Les prix du pétrole, attisés par l'arrivée de fonds spéculatifs, se sont embrasés mercredi, franchissant pour la première fois de l'histoire le seuil des 115 dollars le baril après l'annonce d'une contraction imprévue des stocks américains. Jeudi en Asie, les cours étaient stables dans les échanges électroniques, flirtant toujours avec les 115 dollars.

Dans les échanges matinaux, le prix du baril de "light sweet crude" pour livraison en mai cédait 10 cents à 114,83 dollars contre 114,93 dollars mercredi soir à New York. Sur le New York Mercantile Exchange (Nymex), le baril de "light sweet crude" pour livraison en mai s'est hissé mercredi lors des échanges électroniques d'après séance à 115,14 dollars, un niveau inédit depuis le début de la cotation du brut en 1983 à New York.

Il avait terminé la séance à 114,93 dollars, établissant toutefois un plus haut en clôture, contre 113,79 dollars la veille. A Londres, le baril de Brent de la Mer du Nord a également battu des records, se hissant à 112,83 dollars, un niveau inédit. Son cours de clôture -- 112,66 dollars -- constitue aussi un record. Les prix du pétrole se sont ainsi appréciés d'environ 5 dollars des deux côtés de l'Atlantique depuis le début de la semaine. Sur un an, la hausse est de l'ordre de 50 dollars. "Cette flambée va se poursuivre", estime Eric Wittenauer, analyste chez Wachovia Securities, ajoutant que "les 120 dollars sont désormais une réalité".

Cette accélération a été précipitée par une baisse significative des stocks de brut et d'essence aux Etats-Unis, premier consommateur mondial d'or noir, alors que la Chine devrait voir sa demande de brut augmenter en raison de la poursuite d'une croissance à deux chiffres (+10,6% au premier trimestre). Les réserves de brut américaines ont diminué de 2,3 millions de barils la semaine dernière par rapport à la semaine précédente, quand les prévisions annonçaient une reconstitution d'environ 1,8 million de barils.

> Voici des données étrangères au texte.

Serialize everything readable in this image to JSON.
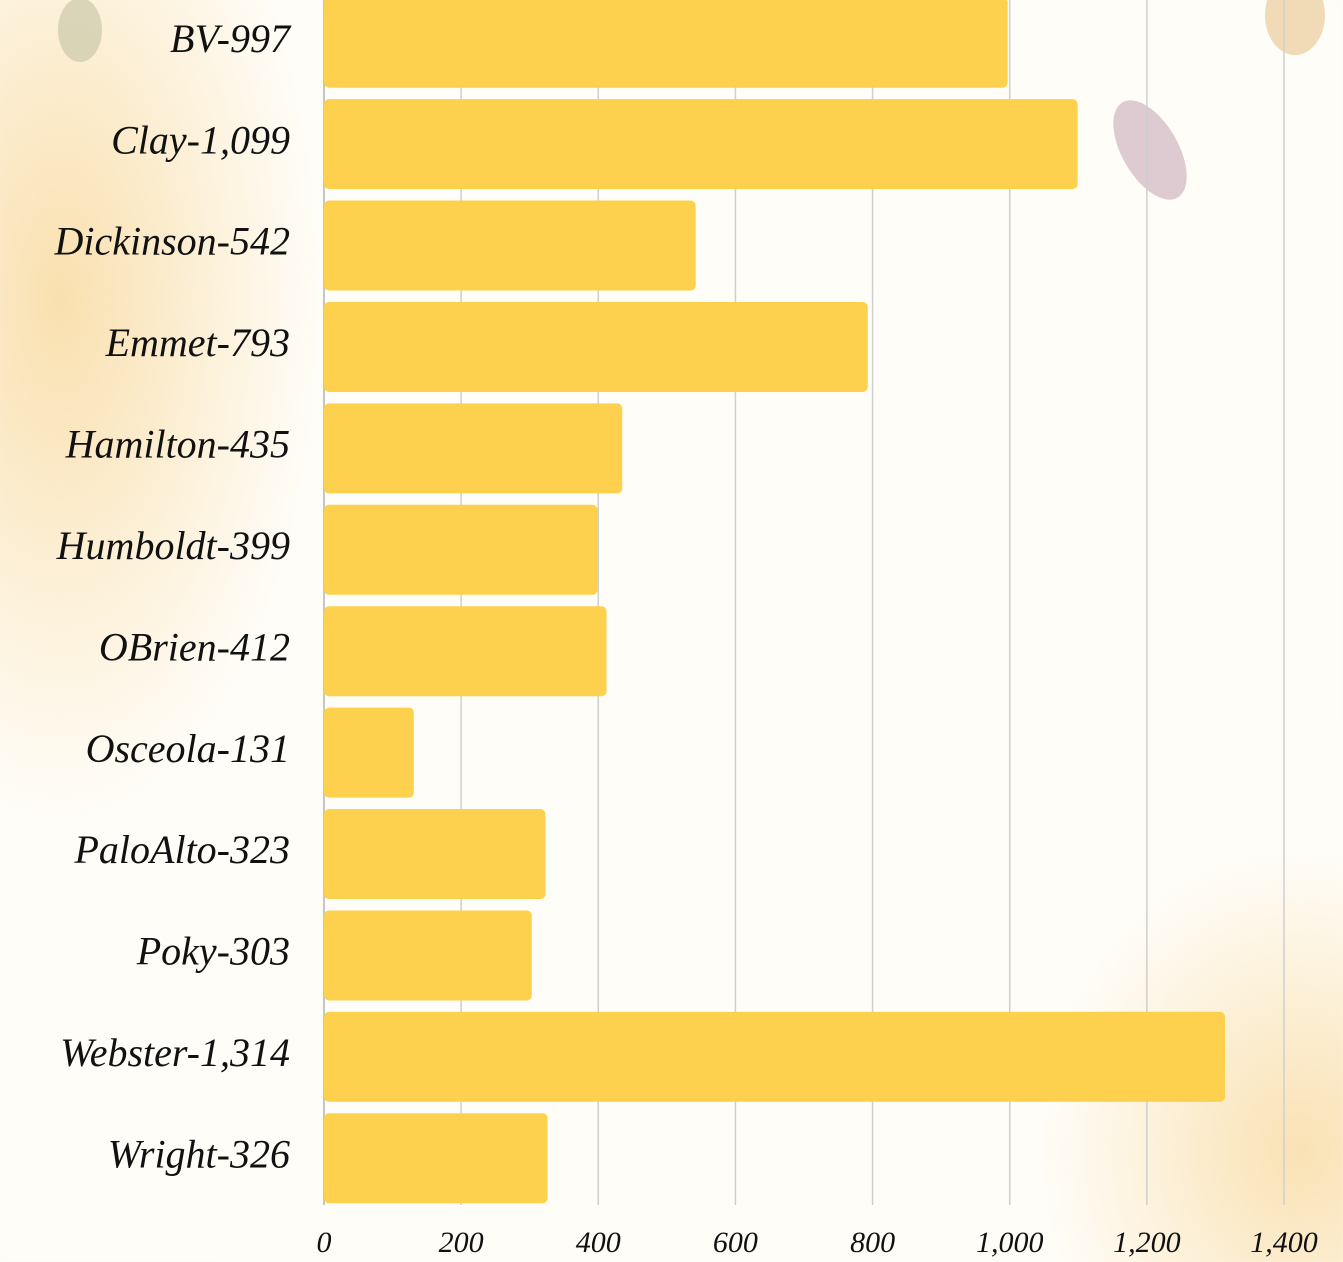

De plus, les stocks d'essence ont fondu de 5,5 millions de barils, contre un recul de seulement 1,8 million de barils prévu. Or ces stocks sont très sollicités à l'approche de l'été, période de grands déplacements aux Etats-Unis. "Les investisseurs se demandent s'il y aura suffisamment d'essence en réserve alors que nous approchons de la période de forte consommation", avance Phil Flynn, stratège chez Alaron Trading. Ce resserrement des disponibilités a été renforcé par des perturbations de la production au Nigeria et des fermetures de terminaux au Mexique. Or l'Opep a laissé inchangée mardi sa prévision de demande mondiale de brut pour 2008, à +1,2 million de barils par jour, soit +1,4% par rapport à 2007.

Les investisseurs font le pari que la demande énergétique devrait augmenter en dépit du ralentissement économique dans les grands pays industrialisés, du fait de la consommation grandissante des économies émergentes. Pékin a ainsi annoncé mardi un bond de 49% de ses importations de gazole en mars. Le groupe pétrolier public PetroChina va devoir se procurer en mai 50% de gazole de plus qu'en avril, et 25% de brut de plus pour faire face à la demande intérieure, selon Eric Wittenauer. Parallèlement, le dollar, monnaie dans laquelle est vendu le pétrole, est tombé à un nouveau plus bas face à l'euro, s'échangeant désormais à 1,5979 dollar pour un euro, en raison d'une résurgence de l'inflation en zone euro, qui éloigne la possibilité d'une baisse des taux d'intérêt européens.

Nombre d'analystes estiment que le pétrole a gagné ce que le dollar a perdu, l'effritement de la devise américaine rendant moins chères les matières premières, négociées en dollars. La chute du dollar attire ainsi sur le marché pétrolier les fonds spéculatifs, qui se protègent ainsi contre l'inflation. Pour John Kilduff, stratège au cabinet MF Global, le pétrole est devenu "un placement financier en soi". La "bulle" va continuer à être entretenue par l'afflux des fonds spéculatifs et le dollar faible, pronostique-t-il.